# Best Practices for I/O

Efficient I/O is essential for good performance in data-intensive applications. Often, the file system is a substantial bottleneck on HPC systems, because CPU and memory technology has improved much more drastically in the last few decades than I/O technology.

Parallel I/O libraries such as MPI-IO, HDF5 and netCDF can help parallelize, aggregate and efficiently manage I/O operations. HDF5 and netCDF also have the benefit of using self-describing binary file formats that support complex data models and provide system portability. However, some simple guidelines can be used for almost any type of I/O on Oscar:

* Try to aggregate small chunks of data into larger reads and writes.

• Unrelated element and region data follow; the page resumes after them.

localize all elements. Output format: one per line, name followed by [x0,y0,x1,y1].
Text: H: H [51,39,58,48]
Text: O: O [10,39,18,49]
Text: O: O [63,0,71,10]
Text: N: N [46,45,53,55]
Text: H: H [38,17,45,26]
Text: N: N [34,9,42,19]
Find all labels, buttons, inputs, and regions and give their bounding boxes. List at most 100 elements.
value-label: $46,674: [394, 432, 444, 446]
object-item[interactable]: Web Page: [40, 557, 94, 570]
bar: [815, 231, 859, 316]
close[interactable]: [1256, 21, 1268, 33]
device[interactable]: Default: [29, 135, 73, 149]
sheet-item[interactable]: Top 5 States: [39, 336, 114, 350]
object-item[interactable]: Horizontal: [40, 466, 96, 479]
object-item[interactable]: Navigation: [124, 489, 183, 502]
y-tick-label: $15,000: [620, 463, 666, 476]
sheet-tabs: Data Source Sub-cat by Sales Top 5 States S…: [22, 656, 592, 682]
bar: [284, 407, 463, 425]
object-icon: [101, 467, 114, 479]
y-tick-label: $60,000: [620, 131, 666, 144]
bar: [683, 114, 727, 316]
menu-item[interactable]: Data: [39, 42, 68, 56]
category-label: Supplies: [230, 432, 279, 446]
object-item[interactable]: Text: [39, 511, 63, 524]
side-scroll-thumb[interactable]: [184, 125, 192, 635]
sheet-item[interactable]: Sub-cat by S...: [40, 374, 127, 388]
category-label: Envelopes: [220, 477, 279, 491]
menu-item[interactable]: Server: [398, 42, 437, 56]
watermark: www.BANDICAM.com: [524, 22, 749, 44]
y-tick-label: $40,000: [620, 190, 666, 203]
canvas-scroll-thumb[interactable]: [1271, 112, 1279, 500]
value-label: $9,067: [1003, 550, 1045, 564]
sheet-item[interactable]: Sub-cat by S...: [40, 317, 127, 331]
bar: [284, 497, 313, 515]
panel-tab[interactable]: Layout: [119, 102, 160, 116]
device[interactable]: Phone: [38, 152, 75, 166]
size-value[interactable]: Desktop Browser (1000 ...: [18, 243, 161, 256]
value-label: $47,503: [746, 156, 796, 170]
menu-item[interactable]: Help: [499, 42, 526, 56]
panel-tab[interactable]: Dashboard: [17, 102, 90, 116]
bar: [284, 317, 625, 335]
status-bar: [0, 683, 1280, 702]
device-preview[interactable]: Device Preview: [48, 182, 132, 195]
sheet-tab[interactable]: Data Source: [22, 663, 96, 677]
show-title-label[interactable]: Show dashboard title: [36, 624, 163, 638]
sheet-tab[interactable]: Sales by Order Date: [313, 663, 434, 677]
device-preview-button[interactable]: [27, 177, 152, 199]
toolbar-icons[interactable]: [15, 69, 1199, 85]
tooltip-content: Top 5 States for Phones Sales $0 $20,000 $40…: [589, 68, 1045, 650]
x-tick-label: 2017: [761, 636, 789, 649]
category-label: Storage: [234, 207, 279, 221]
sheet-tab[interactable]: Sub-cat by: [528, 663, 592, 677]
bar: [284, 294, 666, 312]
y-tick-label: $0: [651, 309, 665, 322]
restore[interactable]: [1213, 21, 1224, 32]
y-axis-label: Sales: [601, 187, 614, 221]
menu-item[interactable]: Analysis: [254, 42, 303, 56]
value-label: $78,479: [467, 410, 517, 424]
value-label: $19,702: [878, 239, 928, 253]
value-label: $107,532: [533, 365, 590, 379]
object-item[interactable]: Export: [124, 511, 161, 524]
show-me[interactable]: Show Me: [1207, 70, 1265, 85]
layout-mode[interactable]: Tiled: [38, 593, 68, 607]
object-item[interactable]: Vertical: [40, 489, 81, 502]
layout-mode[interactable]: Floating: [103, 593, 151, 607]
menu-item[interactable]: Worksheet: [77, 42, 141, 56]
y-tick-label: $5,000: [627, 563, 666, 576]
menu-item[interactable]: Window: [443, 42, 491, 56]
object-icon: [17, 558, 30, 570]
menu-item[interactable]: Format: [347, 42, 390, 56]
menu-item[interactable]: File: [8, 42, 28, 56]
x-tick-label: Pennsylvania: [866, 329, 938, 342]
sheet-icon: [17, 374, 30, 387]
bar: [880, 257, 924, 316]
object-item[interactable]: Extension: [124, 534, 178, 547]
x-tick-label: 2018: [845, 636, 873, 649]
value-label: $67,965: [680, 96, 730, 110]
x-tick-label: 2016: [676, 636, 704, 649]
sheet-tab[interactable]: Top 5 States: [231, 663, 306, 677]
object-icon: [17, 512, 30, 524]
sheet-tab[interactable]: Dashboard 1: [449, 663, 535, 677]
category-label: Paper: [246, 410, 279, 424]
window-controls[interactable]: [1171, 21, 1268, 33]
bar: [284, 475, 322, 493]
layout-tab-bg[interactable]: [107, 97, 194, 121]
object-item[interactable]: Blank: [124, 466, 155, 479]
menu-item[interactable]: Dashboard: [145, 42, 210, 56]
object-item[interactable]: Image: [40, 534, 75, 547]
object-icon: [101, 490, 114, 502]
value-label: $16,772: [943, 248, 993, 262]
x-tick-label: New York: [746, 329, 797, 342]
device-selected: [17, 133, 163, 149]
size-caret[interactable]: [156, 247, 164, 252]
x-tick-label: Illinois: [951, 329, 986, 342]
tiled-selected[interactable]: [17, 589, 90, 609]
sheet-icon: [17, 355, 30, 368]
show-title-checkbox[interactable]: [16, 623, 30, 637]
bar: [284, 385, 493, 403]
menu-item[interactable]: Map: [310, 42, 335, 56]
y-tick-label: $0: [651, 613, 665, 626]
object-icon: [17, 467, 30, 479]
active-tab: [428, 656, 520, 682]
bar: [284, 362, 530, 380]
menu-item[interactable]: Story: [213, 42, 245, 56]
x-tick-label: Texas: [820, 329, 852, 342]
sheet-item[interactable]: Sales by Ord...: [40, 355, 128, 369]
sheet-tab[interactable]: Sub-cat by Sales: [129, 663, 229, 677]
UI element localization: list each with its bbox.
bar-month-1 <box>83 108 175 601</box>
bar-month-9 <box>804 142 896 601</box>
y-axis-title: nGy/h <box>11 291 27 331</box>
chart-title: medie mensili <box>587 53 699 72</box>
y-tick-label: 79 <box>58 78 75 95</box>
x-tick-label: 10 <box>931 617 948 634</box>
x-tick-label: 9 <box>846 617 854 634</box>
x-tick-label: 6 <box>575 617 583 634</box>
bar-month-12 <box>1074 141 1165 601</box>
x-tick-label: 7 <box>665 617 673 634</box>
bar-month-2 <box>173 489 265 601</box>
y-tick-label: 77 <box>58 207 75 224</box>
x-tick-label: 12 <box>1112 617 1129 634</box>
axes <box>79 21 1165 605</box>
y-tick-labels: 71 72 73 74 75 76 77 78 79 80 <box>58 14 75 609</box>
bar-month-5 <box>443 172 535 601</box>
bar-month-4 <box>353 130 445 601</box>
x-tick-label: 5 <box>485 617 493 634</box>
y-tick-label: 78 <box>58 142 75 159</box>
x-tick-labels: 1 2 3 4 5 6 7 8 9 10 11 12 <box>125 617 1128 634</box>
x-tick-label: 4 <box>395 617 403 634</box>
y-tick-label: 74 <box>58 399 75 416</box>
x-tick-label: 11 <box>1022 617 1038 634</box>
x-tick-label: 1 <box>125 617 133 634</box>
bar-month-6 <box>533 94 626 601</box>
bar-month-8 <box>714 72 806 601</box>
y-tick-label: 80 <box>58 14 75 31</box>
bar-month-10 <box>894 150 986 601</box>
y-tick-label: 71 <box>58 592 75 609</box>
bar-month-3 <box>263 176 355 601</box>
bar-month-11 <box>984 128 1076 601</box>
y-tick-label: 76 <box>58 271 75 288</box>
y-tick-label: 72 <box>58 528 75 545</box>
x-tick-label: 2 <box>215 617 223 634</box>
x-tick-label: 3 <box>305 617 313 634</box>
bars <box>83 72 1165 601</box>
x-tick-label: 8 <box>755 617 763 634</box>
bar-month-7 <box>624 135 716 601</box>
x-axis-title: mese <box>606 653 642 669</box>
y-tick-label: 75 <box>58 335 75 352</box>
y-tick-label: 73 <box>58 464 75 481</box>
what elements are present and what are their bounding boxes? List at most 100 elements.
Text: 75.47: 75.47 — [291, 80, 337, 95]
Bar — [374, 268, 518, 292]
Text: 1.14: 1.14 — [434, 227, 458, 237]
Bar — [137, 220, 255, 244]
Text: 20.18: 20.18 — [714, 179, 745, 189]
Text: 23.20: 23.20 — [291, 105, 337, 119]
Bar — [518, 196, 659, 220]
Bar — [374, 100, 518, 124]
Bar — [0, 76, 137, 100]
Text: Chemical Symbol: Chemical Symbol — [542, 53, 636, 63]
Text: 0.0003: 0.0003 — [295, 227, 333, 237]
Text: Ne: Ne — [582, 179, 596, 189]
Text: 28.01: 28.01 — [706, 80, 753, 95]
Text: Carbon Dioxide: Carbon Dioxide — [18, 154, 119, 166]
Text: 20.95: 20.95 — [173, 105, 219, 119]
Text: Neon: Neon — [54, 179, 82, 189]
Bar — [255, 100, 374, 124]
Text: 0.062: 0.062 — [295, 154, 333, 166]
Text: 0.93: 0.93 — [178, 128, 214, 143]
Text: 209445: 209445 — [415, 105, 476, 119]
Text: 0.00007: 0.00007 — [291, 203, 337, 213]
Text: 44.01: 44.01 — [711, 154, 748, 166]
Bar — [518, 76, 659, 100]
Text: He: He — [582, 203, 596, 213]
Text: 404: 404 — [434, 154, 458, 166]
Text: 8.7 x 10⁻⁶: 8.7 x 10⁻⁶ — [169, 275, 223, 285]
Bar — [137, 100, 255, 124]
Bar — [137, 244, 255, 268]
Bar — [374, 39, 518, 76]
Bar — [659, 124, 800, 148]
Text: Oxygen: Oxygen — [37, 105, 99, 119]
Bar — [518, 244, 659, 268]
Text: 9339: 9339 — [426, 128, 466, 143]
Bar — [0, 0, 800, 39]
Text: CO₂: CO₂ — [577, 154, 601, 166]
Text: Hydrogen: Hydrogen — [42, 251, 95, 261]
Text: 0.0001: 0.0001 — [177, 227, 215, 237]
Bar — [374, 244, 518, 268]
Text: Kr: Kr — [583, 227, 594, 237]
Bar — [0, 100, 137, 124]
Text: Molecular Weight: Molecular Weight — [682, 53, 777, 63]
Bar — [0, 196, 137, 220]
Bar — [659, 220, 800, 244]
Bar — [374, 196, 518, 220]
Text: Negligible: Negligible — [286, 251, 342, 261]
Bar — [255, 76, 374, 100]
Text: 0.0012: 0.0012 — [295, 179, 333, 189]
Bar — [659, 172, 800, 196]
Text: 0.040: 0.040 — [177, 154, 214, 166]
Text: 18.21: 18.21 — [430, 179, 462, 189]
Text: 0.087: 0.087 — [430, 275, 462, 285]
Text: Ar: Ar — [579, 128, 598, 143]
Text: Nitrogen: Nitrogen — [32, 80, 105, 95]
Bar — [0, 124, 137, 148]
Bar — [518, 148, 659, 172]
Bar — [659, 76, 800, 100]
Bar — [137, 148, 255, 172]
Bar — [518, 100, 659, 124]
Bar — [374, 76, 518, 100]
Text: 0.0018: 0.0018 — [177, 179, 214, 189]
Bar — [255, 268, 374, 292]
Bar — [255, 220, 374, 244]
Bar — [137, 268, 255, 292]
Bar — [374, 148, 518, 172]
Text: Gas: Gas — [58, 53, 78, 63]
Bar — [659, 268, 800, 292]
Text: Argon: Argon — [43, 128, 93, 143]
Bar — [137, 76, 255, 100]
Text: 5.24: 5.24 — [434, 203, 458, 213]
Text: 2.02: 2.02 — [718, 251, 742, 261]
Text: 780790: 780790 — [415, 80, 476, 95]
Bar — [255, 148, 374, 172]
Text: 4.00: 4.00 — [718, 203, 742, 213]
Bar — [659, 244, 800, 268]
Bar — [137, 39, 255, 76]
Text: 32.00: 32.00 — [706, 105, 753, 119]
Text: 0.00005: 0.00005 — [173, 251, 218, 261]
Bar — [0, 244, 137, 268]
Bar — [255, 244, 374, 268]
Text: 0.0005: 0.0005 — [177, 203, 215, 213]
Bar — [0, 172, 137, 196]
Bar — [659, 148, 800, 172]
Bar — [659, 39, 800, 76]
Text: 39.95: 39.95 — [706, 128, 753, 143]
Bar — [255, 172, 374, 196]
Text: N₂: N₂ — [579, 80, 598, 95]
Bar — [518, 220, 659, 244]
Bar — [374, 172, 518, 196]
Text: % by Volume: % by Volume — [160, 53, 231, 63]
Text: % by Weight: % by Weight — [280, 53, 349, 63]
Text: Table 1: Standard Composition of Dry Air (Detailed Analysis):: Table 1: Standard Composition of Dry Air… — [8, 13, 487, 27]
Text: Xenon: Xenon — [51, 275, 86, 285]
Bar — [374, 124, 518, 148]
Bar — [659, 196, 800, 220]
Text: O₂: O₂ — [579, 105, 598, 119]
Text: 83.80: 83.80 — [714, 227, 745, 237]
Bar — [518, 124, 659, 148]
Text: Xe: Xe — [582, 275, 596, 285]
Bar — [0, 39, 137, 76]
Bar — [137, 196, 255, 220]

  For the GPFS file systems, reads and writes in multiples of 512KB

  provide the highest bandwidth.
* Avoid using ASCII representations of your data. They will usually

  require much more space to store, and require conversion to/from

  binary when reading/writing.
* Avoid creating directory hierarchies with thousands or millions of

  files in a directory. This causes a significant overhead in managing

  file metadata.

While it may seem convenient to use a directory hierarchy for managing large sets of very small files, this causes severe performance problems due to the large amount of file metadata. A better approach might be to implement the data hierarchy inside a single HDF5 file using HDF5's grouping and dataset mechanisms. This single data file would exhibit better I/O performance and would also be more portable than the directory approach.